Thu Jun 14 11:06:03 CDT 2007
On 14/06/07, Will Woods <will.woods@ynic.york.ac.uk> wrote:
> I want to choose a subset of all possible permutations of a sequence of
> length N, with each element of the subset unique. This is then going to
> be scattered across multiple machines using mpi. Since there is a
> one-to-one mapping between the integers in the range 0 <= x < N! and the
> possible permutations, one solution would be to choose M < N! integers
> randomly, check for uniqueness, and then scatter only the integers so
> that individual nodes can construct the permutations. However the
> integers need to be of type long, and randint doesn't work for numbers
> which cannot be converted to int. Any suggestions?

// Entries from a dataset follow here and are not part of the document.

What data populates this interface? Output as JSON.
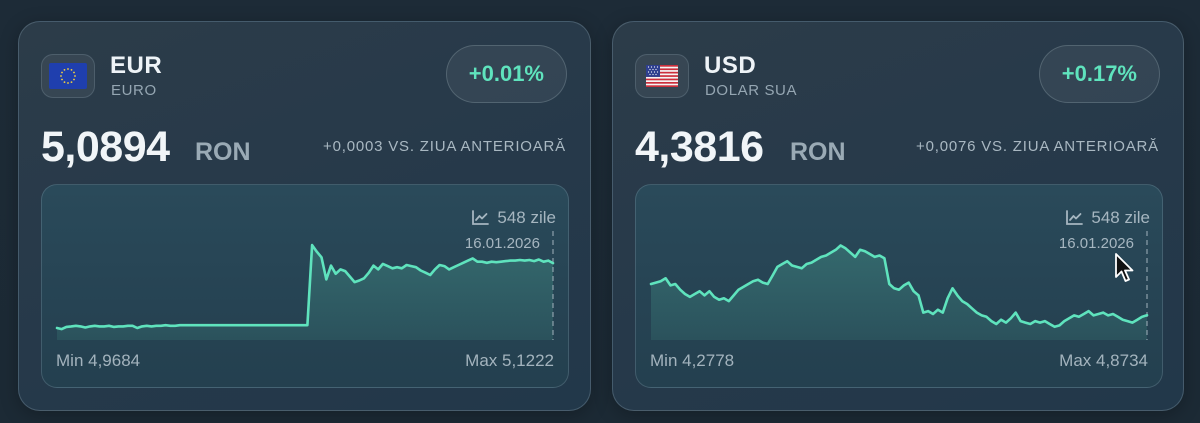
{
  "cards": [
    {
      "code": "EUR",
      "name": "EURO",
      "flag_icon": "eu-flag-icon",
      "change_pct": "+0.01%",
      "rate": "5,0894",
      "unit": "RON",
      "delta": "+0,0003 VS. ZIUA ANTERIOARĂ",
      "period_label": "548 zile",
      "period_icon": "line-chart-icon",
      "last_date": "16.01.2026",
      "min_label": "Min 4,9684",
      "max_label": "Max 5,1222"
    },
    {
      "code": "USD",
      "name": "DOLAR SUA",
      "flag_icon": "us-flag-icon",
      "change_pct": "+0.17%",
      "rate": "4,3816",
      "unit": "RON",
      "delta": "+0,0076 VS. ZIUA ANTERIOARĂ",
      "period_label": "548 zile",
      "period_icon": "line-chart-icon",
      "last_date": "16.01.2026",
      "min_label": "Min 4,2778",
      "max_label": "Max 4,8734"
    }
  ],
  "colors": {
    "accent": "#5fe3bd",
    "background": "#1d2b37",
    "card": "#2a3a47"
  },
  "chart_data": [
    {
      "type": "area",
      "title": "EUR / RON",
      "xlabel": "",
      "ylabel": "RON",
      "period_days": 548,
      "x_end_label": "16.01.2026",
      "ylim": [
        4.9684,
        5.1222
      ],
      "min": 4.9684,
      "max": 5.1222,
      "grid": false,
      "values": [
        4.972,
        4.97,
        4.974,
        4.975,
        4.976,
        4.975,
        4.973,
        4.975,
        4.976,
        4.975,
        4.975,
        4.976,
        4.974,
        4.975,
        4.975,
        4.976,
        4.976,
        4.972,
        4.975,
        4.976,
        4.975,
        4.976,
        4.976,
        4.977,
        4.976,
        4.976,
        4.977,
        4.977,
        4.977,
        4.977,
        4.977,
        4.977,
        4.977,
        4.977,
        4.977,
        4.977,
        4.977,
        4.977,
        4.977,
        4.977,
        4.977,
        4.977,
        4.977,
        4.977,
        4.977,
        4.977,
        4.977,
        4.977,
        4.977,
        4.977,
        4.977,
        4.977,
        4.977,
        4.977,
        5.122,
        5.11,
        5.1,
        5.06,
        5.085,
        5.07,
        5.078,
        5.075,
        5.065,
        5.055,
        5.058,
        5.062,
        5.072,
        5.085,
        5.078,
        5.088,
        5.084,
        5.08,
        5.082,
        5.08,
        5.086,
        5.084,
        5.082,
        5.076,
        5.072,
        5.068,
        5.078,
        5.086,
        5.084,
        5.078,
        5.082,
        5.086,
        5.09,
        5.094,
        5.098,
        5.092,
        5.092,
        5.09,
        5.092,
        5.091,
        5.092,
        5.093,
        5.094,
        5.094,
        5.095,
        5.094,
        5.095,
        5.093,
        5.096,
        5.092,
        5.094,
        5.0894
      ]
    },
    {
      "type": "area",
      "title": "USD / RON",
      "xlabel": "",
      "ylabel": "RON",
      "period_days": 548,
      "x_end_label": "16.01.2026",
      "ylim": [
        4.2778,
        4.8734
      ],
      "min": 4.2778,
      "max": 4.8734,
      "grid": false,
      "values": [
        4.6,
        4.61,
        4.62,
        4.64,
        4.59,
        4.6,
        4.56,
        4.53,
        4.51,
        4.53,
        4.55,
        4.52,
        4.55,
        4.51,
        4.49,
        4.5,
        4.48,
        4.52,
        4.56,
        4.58,
        4.6,
        4.62,
        4.63,
        4.61,
        4.6,
        4.66,
        4.72,
        4.74,
        4.76,
        4.73,
        4.72,
        4.71,
        4.74,
        4.75,
        4.77,
        4.79,
        4.8,
        4.82,
        4.84,
        4.87,
        4.85,
        4.82,
        4.79,
        4.84,
        4.83,
        4.81,
        4.79,
        4.8,
        4.78,
        4.6,
        4.57,
        4.56,
        4.59,
        4.61,
        4.55,
        4.52,
        4.4,
        4.41,
        4.39,
        4.42,
        4.4,
        4.5,
        4.57,
        4.52,
        4.48,
        4.46,
        4.43,
        4.4,
        4.38,
        4.37,
        4.34,
        4.32,
        4.35,
        4.33,
        4.36,
        4.4,
        4.34,
        4.33,
        4.32,
        4.34,
        4.33,
        4.34,
        4.32,
        4.3,
        4.31,
        4.34,
        4.36,
        4.38,
        4.37,
        4.39,
        4.41,
        4.38,
        4.39,
        4.4,
        4.38,
        4.39,
        4.37,
        4.35,
        4.34,
        4.33,
        4.35,
        4.37,
        4.3816
      ]
    }
  ]
}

A single integer might not be the best representation of a permutation
(I can't see just now how you encode it, actually). Why not represent
it as a tuple of n integers a_i with a_i<=i? (to get a permutation
from this, treat a_i as an instruction to swap element i with element
a_i). This should be (I haven't proven it but I'm pretty sure) a
bijective representation of permutations. Not very compact, though I
suppose you could use an array of 8-bit integers for n<256. It will
serve as a key in dictionaries, though, and converting from a
permutation in some other representation (as returned by argsort?) to
this shouldn't be too difficult. Converting these to longs is also not
too difficult (sum(a_i[1:]*cumprod(i[1:])) nor is the reverse
operation.
And of course generating the permutation randomly becomes easy.
Also, it's worth noting that if n is even moderately large, n! is such
a staggering number that the probability you will ever generate the
same permutation twice is less than the probability that your data
will be modified undetectably in memory by cosmic rays.